Step 1: Understanding the Concept:
We need to find the derivative of the given function $y$ with respect to $x$, evaluate it at $x = 1/2$, and set it equal to the given value $2\sqrt{3}$ to solve for the unknown constant $k$.
Step 2: Key Formula or Approach:
Use logarithm property: $\log_e(x^n) = n \log_e x$.
Derivatives:
$\frac{d}{dx}(\ln x) = \frac{1}{x}$
$\frac{d}{dx}(\sin^{-1} x) = \frac{1}{\sqrt{1 - x^2}}$
$\frac{d}{dx}(kx^2) = 2kx$
Step 3: Detailed Explanation:
The given function is:
\[ y = \log_e(x^3) + 3 \sin^{-1} x + kx^2 \]
First, simplify the logarithmic term using exponent properties:
\[ y = 3 \ln x + 3 \sin^{-1} x + kx^2 \]
Now, differentiate $y$ with respect to $x$:
\[ y' = \frac{dy}{dx} = 3\left(\frac{1}{x}\right) + 3\left(\frac{1}{\sqrt{1 - x^2}}\right) + k(2x) \]
\[ y' = \frac{3}{x} + \frac{3}{\sqrt{1 - x^2}} + 2kx \]
We are given that $y'\left(\frac{1}{2}\right) = 2\sqrt{3}$. Substitute $x = \frac{1}{2}$ into the derivative:
\[ y'\left(\frac{1}{2}\right) = \frac{3}{(1/2)} + \frac{3}{\sqrt{1 - (1/2)^2}} + 2k\left(\frac{1}{2}\right) \]
\[ 2\sqrt{3} = 6 + \frac{3}{\sqrt{1 - 1/4}} + k \]
\[ 2\sqrt{3} = 6 + \frac{3}{\sqrt{3/4}} + k \]
\[ 2\sqrt{3} = 6 + \frac{3}{\sqrt{3}/2} + k \]
\[ 2\sqrt{3} = 6 + \frac{6}{\sqrt{3}} + k \]

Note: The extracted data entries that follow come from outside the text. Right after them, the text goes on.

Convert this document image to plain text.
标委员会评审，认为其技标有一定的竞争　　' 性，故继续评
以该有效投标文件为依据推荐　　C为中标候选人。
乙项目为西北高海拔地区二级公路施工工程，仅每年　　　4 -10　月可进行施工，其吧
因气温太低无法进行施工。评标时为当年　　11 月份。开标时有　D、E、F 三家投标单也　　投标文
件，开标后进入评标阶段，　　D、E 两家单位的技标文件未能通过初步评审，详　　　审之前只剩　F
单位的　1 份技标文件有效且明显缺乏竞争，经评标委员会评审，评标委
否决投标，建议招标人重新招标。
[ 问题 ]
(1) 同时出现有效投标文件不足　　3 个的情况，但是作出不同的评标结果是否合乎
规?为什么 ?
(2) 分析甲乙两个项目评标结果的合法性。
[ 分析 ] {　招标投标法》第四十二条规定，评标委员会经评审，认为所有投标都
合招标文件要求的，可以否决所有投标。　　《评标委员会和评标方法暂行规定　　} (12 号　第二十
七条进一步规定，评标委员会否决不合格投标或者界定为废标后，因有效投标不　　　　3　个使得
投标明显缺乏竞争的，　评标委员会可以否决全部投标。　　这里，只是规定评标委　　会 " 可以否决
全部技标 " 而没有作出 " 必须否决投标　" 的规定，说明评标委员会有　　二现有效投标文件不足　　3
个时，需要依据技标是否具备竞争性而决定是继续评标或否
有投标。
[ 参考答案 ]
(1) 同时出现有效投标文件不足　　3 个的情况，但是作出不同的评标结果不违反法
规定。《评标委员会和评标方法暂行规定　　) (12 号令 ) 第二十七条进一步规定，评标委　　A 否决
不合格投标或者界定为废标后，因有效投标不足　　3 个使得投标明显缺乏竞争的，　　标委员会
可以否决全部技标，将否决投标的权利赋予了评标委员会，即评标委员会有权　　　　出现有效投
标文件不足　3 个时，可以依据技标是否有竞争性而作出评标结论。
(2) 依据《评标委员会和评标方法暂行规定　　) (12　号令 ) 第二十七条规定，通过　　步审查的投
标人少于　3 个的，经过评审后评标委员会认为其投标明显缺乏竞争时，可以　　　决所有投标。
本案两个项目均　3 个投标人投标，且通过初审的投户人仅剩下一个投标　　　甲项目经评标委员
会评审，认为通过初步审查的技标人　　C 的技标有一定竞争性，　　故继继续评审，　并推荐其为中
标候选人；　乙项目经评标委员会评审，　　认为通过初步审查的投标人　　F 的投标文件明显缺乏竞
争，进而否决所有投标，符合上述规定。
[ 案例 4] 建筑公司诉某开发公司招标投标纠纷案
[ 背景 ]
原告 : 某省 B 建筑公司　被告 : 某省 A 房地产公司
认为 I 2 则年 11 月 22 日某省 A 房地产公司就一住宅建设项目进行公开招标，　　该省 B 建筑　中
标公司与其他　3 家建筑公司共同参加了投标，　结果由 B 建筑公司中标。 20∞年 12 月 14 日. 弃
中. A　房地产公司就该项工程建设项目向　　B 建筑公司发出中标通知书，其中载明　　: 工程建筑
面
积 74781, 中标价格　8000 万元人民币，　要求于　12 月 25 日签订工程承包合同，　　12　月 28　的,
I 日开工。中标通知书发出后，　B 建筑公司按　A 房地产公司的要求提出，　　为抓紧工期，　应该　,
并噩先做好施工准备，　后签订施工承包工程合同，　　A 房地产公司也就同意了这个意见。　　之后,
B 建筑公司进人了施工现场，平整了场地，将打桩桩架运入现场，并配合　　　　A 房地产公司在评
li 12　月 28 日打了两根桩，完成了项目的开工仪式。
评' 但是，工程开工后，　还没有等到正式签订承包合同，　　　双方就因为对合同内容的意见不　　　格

Rationalize the term $\frac{6}{\sqrt{3}}$:
\[ \frac{6}{\sqrt{3}} = \frac{6\sqrt{3}}{3} = 2\sqrt{3} \]
Substitute this back:
\[ 2\sqrt{3} = 6 + 2\sqrt{3} + k \]
Subtract $2\sqrt{3}$ from both sides:
\[ 0 = 6 + k \]
\[ k = -6 \]
Step 4: Final Answer:
The value of $k$ is $-6$.